# Mixing 10yrs Ago?



## Chukin'Vape (7/9/19)

Join Deetz, Theo and Richard in a mind blowing episode - going back 10yrs and "trying" their absolute best to follow a tutorial - Right after the Fresh03 Show, set reminder here:

Reactions: Like 3 | Winner 2


----------



## ARYANTO (8/9/19)

WOW - thank you guys , it was fun and informative , a long way we have come !
From half a ml to 200 ml on the shelf.

Reactions: Like 1 | Thanks 1


----------



## Puff the Magic Dragon (8/9/19)

Thanks for the video.
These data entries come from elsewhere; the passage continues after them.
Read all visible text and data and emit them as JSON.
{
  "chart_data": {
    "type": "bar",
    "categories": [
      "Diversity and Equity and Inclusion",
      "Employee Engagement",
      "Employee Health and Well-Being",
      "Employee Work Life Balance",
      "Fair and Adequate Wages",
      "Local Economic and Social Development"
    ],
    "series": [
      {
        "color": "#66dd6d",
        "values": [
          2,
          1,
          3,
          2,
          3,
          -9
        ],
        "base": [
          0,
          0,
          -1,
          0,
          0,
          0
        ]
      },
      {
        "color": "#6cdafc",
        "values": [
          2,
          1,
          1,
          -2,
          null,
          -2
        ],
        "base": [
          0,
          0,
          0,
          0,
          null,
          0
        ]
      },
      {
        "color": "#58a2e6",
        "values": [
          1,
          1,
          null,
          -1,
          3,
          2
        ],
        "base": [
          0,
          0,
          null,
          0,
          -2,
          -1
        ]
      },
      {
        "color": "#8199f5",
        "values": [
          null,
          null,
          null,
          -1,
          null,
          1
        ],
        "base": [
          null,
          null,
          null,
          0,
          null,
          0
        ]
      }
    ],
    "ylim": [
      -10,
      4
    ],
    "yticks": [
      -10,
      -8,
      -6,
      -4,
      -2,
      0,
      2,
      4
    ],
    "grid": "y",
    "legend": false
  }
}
Good watch, as always.

Funny thing is..... I was that guy.

Bought VG from Pick n Pay. Chemist ordered PG for me. Cotton from Dischem. Flavour from a bakery shop. Nic from SkuBlue ??? in Joberg. Reused old Liqua bottles.

Reactions: Like 1 | Funny 2 | Thanks 1 | Can relate 1


----------



## ARYANTO (8/9/19)

Puff the Magic Dragon said:


> Thanks for the video. Good watch, as always.
> 
> Funny thing is..... I was that guy.
> 
> Bought VG from Pick n Pay. Chemist ordered PG for me. Cotton from Dischem. Flavour from a bakery shop. Nic from SkuBlue ??? in Joberg. Reused old Liqua bottles.


Remember SkyBlue , got my first nic in a blue bottle from them.

Reactions: Can relate 2


----------



## Chukin'Vape (9/9/19)

Puff the Magic Dragon said:


> Thanks for the video. Good watch, as always.
> 
> Funny thing is..... I was that guy.
> 
> Bought VG from Pick n Pay. Chemist ordered PG for me. Cotton from Dischem. Flavour from a bakery shop. Nic from SkuBlue ??? in Joberg. Reused old Liqua bottles.


Dont worry my first USP VG was from Dischem - lol.

Reactions: Can relate 1


----------